Are You Buying ‘Smart Media?’
Media buying, or online advertising, is more than just a Web strategy to help grow your business. It’s both a science and an art. It involves a bit of finesse, competitive research, creativity and good negotiation skills.
Sadly, with most online advertising experiences, the lagging partner is typically the business owner by no real fault of his or her own … it’s simply from sheer lack of industry knowledge and media savoir-faire.
I’ve been buying online ad space for more than a decade. Here are my personal powerful and money saving tips to buying smart media.
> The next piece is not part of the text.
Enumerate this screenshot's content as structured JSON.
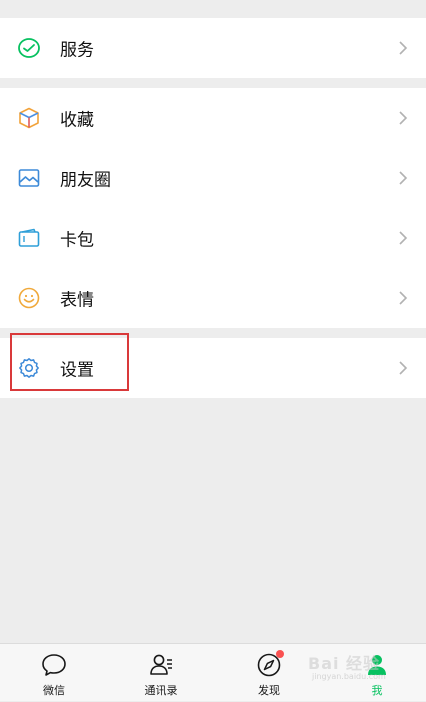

These are “must ask” questions that will help you get the most bang for your buck:
1. Competitive analysis—Find out what the typical industry rate is for that particular ad spot and placement in your niche. For instance, if you’re interested in running a 300×250 banner ad, do some research. Call some ad networks and find out what that ad unit costs on the home page and ‘”run of site” within your target niche. What ad units typically get the best clickthrough rates (also known as CTR)? Read some online e-zines or blogs and get an idea on average metrics so you have a benchmark to measure your campaign against.
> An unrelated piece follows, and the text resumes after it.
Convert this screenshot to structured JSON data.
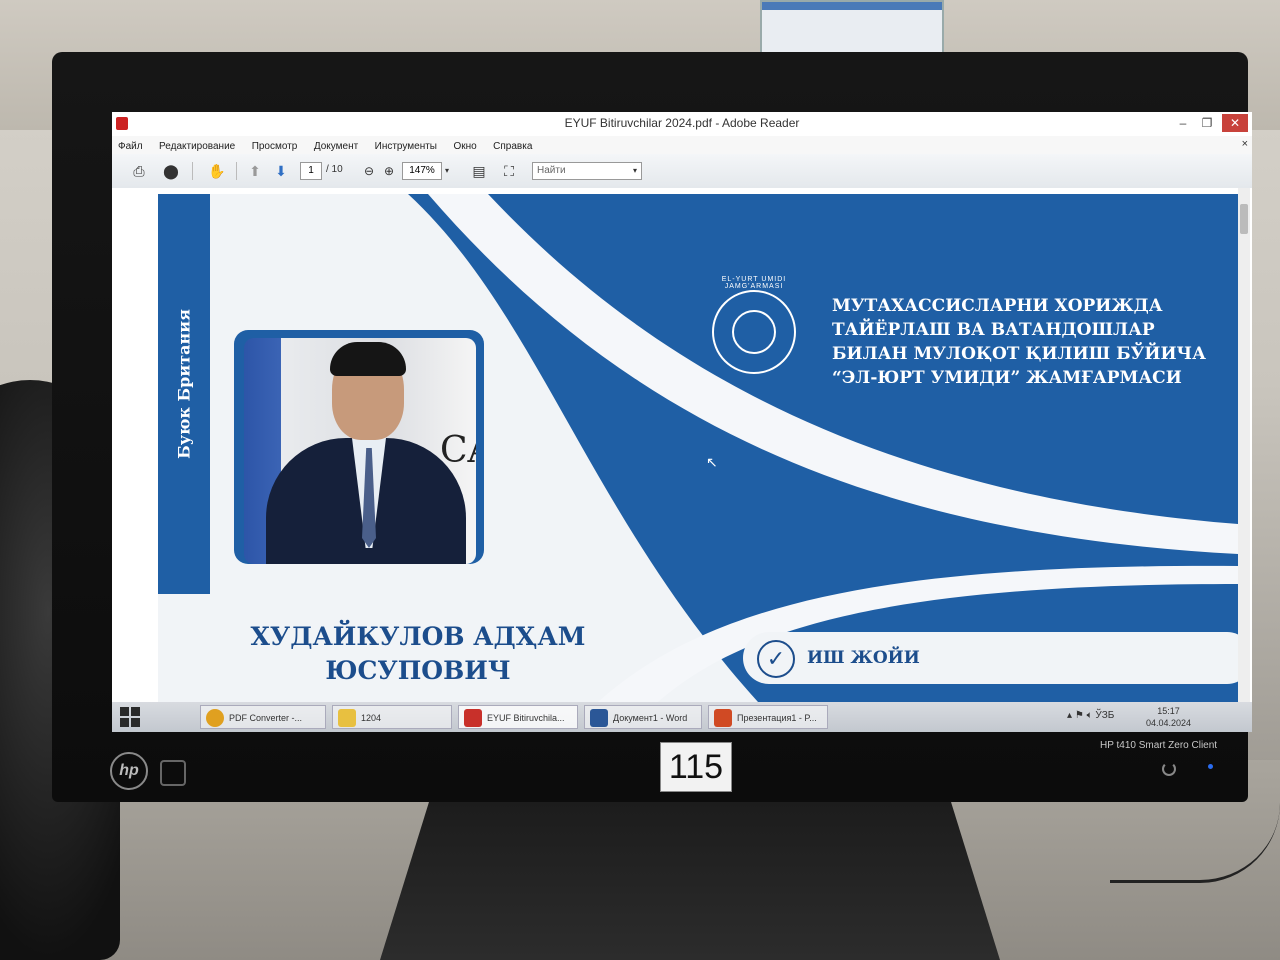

2. Ad targeting—Find out if the publisher allows day parting (running ad during specific time periods). This can save you money on ad rates, especially using the CPM (cost per thousand) pricing model.
3. Dedicated email—Find out the size of the list you’re thinking of renting, the frequency the list goes out, and the average unit sale (AUS) per subscriber. Ask the publisher who’s mailing for you if there will there be a lift note (an introduction or implied endorsement). Lift notes help “warm up” the list (subscribers) and boost conversions.